I got Ayn Rand's Anthem for Christmas! I fell in love with this book. I read the whole thing in one night because I couldn't put it down. The dystopian genre is one of the coolest I know. It took me a long time, but I read George Orwell's 1984 which is similar because it is also dystopian (I own three copies of this book, and they were all gifts).
A great short story inspired by 1984 is Kurt Vonnegut's Harrison Bergeron. It's even shorter than Anthem, so if you liked Anthem at all, you should definitely try Harrison Bergeron.
Here is a link to the full text, which is really short, so you have no excuse not to read it:Harrison Bergeron
An author once told me that we read for one of two reasons: we either read outward, or we read inward.
Stories about science fiction or fantasy and whatnot usually make us read outward by bringing our minds to wild, imaginative, complex, and fake places. These would be stories like Star Wars or The Lord of the Rings.
Other stories have us read inward to contemplate ourselves as moral human beings with feelings, how we interact with other people or with society, or why we exist at all. Stories like this include Carson McCullers' The Member of the Wedding or James Joyce's The Dead.

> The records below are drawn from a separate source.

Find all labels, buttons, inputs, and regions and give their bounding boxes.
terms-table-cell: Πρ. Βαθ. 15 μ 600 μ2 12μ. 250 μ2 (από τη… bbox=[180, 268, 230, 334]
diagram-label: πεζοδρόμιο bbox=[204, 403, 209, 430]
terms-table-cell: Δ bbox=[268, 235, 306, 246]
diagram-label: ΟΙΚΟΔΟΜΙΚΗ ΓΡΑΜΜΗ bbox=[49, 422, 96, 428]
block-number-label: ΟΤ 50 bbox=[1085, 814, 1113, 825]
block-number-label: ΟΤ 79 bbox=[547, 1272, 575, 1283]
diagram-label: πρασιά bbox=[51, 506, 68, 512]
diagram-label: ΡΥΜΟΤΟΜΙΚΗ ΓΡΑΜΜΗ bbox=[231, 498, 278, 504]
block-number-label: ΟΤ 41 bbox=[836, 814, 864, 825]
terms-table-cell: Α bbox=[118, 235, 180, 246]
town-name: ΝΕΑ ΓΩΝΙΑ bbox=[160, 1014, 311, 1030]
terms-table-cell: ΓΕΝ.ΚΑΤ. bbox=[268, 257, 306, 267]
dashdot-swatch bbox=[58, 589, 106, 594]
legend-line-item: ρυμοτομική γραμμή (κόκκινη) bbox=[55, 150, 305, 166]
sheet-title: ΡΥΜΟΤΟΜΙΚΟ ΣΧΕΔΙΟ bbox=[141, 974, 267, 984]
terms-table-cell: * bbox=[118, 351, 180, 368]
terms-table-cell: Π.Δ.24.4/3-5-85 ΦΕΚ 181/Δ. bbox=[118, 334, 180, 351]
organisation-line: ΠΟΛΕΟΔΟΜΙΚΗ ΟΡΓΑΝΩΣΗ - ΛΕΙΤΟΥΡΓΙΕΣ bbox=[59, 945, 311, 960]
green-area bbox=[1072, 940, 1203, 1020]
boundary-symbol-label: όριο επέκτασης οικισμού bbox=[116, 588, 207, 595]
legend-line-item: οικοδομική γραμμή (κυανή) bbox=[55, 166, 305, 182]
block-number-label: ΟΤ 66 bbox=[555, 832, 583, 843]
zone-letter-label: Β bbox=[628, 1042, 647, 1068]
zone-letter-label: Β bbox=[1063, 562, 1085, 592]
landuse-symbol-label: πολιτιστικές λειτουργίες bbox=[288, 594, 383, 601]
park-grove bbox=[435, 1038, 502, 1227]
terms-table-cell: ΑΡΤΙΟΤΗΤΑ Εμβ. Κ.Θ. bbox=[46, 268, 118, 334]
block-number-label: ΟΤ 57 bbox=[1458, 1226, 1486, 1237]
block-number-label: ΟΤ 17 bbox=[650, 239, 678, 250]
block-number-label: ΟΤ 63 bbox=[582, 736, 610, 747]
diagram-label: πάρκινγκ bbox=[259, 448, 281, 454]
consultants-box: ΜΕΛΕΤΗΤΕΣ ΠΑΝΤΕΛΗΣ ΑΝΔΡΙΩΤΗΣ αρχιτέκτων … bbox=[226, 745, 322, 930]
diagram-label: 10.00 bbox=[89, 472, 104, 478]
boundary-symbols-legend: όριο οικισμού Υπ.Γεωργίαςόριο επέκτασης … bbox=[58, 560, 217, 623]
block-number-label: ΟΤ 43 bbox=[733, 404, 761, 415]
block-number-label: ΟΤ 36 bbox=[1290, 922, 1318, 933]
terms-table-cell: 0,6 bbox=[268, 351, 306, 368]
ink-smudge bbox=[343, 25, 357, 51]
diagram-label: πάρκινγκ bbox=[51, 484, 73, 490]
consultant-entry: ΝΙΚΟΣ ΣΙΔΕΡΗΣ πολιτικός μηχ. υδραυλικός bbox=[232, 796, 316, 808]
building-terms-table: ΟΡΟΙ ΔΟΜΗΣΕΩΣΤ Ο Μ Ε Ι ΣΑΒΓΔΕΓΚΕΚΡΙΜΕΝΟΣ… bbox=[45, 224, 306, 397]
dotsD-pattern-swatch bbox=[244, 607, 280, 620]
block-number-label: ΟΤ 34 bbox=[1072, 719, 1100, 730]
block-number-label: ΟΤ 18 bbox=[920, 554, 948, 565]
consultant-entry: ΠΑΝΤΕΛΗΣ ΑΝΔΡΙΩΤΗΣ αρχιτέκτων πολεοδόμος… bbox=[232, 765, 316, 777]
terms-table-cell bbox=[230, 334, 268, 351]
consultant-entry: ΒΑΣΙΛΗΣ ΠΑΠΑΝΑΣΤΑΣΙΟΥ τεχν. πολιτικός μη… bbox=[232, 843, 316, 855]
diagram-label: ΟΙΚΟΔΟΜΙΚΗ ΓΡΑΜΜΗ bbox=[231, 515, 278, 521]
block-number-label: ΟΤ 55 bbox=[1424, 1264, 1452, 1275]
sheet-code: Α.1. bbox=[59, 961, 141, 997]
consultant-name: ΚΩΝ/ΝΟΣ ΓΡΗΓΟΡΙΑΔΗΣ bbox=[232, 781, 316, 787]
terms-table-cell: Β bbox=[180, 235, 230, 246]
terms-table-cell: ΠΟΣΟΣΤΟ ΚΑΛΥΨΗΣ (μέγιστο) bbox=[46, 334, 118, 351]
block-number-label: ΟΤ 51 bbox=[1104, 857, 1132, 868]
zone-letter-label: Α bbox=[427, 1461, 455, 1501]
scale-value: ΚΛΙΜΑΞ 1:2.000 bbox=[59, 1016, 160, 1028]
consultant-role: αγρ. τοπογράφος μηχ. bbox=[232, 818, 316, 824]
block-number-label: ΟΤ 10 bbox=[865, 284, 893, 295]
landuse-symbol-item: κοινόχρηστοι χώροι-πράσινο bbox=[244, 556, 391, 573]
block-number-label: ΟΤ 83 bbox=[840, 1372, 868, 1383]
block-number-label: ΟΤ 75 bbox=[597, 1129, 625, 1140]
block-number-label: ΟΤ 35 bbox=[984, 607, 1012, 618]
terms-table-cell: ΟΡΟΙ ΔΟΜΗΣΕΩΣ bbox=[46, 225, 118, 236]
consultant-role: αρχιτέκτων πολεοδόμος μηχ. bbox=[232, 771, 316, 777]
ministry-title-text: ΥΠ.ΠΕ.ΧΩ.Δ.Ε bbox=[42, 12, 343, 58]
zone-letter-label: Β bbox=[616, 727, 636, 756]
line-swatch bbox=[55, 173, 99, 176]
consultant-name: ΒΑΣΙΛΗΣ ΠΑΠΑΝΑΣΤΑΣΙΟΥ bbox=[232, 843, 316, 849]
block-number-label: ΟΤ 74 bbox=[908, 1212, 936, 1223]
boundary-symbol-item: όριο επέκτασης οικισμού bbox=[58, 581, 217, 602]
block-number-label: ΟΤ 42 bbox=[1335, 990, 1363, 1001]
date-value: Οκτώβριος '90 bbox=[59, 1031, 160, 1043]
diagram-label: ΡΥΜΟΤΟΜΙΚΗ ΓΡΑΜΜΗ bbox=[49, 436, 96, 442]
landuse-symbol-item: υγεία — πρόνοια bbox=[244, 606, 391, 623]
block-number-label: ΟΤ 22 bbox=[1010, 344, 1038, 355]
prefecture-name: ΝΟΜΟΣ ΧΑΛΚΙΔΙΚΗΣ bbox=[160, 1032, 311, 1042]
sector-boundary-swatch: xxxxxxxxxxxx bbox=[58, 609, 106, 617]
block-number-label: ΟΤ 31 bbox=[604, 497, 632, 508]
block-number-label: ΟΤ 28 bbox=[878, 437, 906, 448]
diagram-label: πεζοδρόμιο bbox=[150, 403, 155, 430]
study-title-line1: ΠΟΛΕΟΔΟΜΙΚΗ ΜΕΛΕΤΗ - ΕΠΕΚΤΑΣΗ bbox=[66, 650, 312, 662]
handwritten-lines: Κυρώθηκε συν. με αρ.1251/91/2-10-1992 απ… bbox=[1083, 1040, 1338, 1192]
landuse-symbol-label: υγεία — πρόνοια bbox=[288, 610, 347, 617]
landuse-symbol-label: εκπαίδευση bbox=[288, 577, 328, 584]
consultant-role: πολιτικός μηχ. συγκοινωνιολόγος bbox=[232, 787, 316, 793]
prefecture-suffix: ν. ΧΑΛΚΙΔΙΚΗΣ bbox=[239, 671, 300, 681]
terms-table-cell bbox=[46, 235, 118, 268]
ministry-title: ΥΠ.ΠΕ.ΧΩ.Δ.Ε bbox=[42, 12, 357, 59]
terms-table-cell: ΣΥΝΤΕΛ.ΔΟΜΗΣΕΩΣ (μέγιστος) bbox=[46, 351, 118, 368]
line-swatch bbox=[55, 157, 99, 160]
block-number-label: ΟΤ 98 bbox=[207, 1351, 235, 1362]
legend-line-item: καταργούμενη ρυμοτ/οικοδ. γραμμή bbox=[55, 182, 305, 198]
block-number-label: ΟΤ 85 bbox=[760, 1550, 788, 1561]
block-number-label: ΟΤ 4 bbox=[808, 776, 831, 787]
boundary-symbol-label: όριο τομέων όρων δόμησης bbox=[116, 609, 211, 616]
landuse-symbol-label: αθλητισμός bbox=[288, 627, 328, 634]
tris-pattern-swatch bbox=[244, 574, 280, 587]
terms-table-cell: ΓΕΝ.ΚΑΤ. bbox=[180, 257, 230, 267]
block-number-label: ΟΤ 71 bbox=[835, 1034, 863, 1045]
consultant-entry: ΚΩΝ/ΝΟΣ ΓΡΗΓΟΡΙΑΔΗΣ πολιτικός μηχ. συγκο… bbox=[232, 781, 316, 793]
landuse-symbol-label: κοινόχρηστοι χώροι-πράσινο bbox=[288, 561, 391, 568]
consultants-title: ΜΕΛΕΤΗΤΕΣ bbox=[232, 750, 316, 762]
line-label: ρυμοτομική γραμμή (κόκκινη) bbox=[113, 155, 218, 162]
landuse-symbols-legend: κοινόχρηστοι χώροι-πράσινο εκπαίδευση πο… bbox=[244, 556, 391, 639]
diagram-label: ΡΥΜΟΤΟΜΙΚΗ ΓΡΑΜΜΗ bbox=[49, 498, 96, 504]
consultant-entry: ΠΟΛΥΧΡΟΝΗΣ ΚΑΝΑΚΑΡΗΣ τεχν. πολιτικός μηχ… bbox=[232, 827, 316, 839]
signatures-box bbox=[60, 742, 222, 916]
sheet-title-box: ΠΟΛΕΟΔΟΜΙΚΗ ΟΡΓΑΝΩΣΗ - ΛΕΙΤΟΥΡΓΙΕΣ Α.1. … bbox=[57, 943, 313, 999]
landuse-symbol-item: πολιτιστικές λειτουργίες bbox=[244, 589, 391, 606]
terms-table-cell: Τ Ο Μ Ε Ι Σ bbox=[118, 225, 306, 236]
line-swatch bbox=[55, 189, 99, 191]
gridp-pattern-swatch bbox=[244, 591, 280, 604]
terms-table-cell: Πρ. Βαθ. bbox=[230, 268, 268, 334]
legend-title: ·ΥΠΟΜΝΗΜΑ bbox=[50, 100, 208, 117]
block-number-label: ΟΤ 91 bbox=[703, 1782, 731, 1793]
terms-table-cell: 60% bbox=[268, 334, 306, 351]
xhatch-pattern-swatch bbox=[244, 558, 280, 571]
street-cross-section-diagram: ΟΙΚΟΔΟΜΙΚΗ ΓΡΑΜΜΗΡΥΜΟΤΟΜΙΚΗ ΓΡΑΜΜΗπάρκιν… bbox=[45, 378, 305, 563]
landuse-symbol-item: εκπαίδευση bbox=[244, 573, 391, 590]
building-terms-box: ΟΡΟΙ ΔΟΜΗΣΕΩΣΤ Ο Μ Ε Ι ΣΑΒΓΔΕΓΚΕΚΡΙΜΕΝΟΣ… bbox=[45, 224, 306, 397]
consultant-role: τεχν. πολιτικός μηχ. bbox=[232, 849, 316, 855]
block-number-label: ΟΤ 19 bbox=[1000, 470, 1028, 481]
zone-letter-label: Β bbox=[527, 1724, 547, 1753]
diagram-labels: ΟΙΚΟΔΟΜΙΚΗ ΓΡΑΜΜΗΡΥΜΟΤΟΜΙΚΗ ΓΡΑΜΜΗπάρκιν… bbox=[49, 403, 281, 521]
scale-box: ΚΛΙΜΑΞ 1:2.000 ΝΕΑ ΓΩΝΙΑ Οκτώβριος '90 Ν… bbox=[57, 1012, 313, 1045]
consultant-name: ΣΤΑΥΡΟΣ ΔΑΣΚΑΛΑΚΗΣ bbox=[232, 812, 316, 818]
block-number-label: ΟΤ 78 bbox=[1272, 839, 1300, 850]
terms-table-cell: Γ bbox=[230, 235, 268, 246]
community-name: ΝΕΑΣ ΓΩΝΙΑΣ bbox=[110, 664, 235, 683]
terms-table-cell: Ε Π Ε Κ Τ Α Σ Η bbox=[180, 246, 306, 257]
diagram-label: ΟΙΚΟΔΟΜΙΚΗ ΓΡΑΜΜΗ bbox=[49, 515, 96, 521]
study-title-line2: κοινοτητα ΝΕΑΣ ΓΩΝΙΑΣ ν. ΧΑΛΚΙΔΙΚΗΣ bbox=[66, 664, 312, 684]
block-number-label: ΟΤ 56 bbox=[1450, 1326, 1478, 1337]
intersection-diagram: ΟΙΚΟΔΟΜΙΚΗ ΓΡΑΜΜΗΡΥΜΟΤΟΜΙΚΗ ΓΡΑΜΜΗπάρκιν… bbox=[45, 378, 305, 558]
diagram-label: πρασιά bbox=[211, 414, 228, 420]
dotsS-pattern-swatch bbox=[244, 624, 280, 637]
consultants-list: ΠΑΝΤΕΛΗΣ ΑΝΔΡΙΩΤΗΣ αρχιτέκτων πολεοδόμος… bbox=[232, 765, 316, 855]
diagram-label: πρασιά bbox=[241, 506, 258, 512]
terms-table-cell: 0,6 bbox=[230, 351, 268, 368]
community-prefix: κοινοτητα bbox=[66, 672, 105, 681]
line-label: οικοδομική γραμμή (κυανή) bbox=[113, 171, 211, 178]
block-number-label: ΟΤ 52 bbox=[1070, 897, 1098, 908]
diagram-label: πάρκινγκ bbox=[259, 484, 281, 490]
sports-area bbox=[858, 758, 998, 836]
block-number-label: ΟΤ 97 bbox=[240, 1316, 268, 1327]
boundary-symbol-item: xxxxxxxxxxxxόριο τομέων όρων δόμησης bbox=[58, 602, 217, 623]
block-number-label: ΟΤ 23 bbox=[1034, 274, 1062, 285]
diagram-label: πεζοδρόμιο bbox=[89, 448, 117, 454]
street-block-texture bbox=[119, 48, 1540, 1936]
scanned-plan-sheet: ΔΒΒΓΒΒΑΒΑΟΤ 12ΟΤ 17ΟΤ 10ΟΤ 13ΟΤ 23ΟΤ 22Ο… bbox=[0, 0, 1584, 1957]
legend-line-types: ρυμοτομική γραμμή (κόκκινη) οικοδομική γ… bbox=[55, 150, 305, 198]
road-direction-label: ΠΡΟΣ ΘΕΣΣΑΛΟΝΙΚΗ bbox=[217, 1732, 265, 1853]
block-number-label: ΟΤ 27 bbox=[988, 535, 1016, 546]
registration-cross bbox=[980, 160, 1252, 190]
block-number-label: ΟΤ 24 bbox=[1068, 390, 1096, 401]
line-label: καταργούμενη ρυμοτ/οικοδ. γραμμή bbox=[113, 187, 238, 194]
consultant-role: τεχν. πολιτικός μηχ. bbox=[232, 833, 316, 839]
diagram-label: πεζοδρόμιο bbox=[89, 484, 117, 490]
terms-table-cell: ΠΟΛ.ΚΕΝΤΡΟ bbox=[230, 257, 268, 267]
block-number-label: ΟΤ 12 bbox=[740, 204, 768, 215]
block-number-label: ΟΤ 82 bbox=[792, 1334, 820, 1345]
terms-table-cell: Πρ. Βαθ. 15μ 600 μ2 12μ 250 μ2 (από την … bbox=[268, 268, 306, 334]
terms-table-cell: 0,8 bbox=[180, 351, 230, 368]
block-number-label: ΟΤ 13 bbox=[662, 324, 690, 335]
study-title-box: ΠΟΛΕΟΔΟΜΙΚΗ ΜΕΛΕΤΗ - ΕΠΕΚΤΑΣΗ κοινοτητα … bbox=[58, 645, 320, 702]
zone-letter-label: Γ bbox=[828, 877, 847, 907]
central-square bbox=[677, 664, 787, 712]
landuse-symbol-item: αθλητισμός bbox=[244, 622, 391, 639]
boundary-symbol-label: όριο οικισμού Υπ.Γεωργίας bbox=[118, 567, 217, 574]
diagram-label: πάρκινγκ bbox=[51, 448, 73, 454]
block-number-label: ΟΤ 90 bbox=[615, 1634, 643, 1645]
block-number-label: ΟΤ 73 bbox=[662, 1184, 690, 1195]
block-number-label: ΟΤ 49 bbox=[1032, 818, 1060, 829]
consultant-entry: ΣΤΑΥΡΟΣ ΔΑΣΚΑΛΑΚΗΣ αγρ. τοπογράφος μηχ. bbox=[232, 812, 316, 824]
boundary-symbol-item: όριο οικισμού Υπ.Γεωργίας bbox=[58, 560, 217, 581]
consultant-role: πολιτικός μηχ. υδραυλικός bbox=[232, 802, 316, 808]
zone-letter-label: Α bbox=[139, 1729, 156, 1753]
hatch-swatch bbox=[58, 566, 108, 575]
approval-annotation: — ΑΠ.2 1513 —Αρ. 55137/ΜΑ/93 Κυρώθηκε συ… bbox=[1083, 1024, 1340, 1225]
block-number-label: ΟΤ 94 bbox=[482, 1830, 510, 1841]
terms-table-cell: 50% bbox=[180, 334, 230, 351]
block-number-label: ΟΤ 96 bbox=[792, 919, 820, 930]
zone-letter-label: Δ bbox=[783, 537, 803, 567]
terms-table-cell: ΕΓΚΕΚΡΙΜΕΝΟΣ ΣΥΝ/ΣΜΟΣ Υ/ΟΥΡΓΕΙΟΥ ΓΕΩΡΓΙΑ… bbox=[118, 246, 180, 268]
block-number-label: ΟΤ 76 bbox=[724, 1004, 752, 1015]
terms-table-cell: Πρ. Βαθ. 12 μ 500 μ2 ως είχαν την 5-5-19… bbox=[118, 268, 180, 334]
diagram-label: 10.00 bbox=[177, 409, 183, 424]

To be fair, some stories accomplish both inward and outward reading, such as M.T. Anderson's Feed. Feed is based in the future where flying cars and space travel are common occurrences, but these exciting innovations are not the focus of the story. Technology's tightening grasp on humanity and how it affects our lives for better or for worse drive the story. This book will change your life.
Sometimes I really like to read outward, and sometimes inward. The great thing about English is that both of these are found in any kind of literature: novel, poem, comic, song, short story, play, and so on.